A new report by the European ATM Security Team (EAST) has revealed that a number of European countries have seen a rise in card skimming devices. However rather than traditionally targeting ATM machines, the report finds criminals are now increasingly targeting public transport machines. While the piece focuses on the rise in card skimming at public transport payment terminals, other types of payment terminals are also increasingly coming under attack with at least six countries reporting that gas stations that offered pay at the pump service are seeing increased card skimming.
The rise in these “low tech” payment card attacks is particularly disconcerting for the European payment industry as after years of steady card fraud decline due to the implementation and broad deployment of EMV technology, fraud has grown in 2012, with the United Kingdom alone witnessing a 14% rise in fraud losses on debit and credit cards, according to the UK Cards Association.
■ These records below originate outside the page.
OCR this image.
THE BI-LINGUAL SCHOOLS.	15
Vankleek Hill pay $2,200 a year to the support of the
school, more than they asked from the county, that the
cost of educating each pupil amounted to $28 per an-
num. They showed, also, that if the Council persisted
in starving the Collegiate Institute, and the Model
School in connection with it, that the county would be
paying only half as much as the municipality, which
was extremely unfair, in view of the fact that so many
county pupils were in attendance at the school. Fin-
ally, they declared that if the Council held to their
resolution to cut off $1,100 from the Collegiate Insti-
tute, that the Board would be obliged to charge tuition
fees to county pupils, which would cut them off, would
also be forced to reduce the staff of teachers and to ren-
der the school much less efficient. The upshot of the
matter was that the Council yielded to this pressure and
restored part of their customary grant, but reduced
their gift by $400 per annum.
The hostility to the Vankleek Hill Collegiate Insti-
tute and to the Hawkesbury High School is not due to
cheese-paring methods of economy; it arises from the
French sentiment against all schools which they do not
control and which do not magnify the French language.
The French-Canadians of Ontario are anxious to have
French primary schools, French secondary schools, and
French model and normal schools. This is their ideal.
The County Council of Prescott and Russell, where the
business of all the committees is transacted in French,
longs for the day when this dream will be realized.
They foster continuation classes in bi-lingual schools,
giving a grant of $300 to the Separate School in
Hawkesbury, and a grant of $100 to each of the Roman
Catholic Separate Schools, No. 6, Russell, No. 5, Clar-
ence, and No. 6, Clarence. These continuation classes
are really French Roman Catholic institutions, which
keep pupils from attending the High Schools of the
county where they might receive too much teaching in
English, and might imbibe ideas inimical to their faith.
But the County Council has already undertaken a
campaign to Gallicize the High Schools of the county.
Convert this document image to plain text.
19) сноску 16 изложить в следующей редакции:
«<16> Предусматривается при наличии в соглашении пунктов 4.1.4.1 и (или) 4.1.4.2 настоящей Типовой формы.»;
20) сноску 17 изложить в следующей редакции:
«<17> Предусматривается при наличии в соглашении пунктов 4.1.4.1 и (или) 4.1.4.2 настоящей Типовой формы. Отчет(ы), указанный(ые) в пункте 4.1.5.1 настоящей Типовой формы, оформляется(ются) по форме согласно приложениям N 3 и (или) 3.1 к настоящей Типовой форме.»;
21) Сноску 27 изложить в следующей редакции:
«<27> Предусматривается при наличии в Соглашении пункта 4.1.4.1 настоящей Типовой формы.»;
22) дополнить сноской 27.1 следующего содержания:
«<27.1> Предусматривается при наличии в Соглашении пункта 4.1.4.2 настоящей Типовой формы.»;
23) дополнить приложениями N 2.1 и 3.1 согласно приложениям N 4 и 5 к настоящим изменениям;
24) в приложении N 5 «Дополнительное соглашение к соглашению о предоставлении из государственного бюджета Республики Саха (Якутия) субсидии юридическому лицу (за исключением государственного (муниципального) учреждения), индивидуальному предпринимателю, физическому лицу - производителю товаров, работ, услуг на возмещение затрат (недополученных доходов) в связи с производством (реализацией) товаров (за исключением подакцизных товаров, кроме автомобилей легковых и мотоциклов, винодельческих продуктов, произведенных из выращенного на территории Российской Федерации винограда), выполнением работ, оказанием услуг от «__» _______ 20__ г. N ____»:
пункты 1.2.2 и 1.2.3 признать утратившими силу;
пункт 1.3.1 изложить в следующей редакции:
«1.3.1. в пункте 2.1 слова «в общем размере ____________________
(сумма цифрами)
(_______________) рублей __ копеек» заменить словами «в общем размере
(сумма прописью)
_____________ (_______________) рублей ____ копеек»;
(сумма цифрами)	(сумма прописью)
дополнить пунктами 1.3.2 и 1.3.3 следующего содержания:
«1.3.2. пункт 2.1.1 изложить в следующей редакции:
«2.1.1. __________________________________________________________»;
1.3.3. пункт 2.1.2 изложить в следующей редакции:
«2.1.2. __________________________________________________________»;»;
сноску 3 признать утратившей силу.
While Europeans attempt to counter this rising fraud phenomenon, they are left pointing fingers at the United States which has become the number destination for European payment card fraud according to Europol.
“Because chip-and-pin is not yet widely supported in the United States, skimmer scammers who steal card data from European ATM users tend to ship the stolen card data to buyers or co-conspirators in the United States, where the data is encoded onto fabricated cards and used to pull cash out of U.S. ATMs,” says payment card security expert Brian Krebbs.
The fact that most card fraud in Europe is linked to the United States highlights the importance of a global payment security standard which, for the most part, EMV technology has become. While a number of factors including but not limited to, cost and size of the U.S. payment market have slowed EMV migration domestically, until EMV becomes commonplace in the United States, the U.S. will continue to grow as a hotbed for international payment card fraud.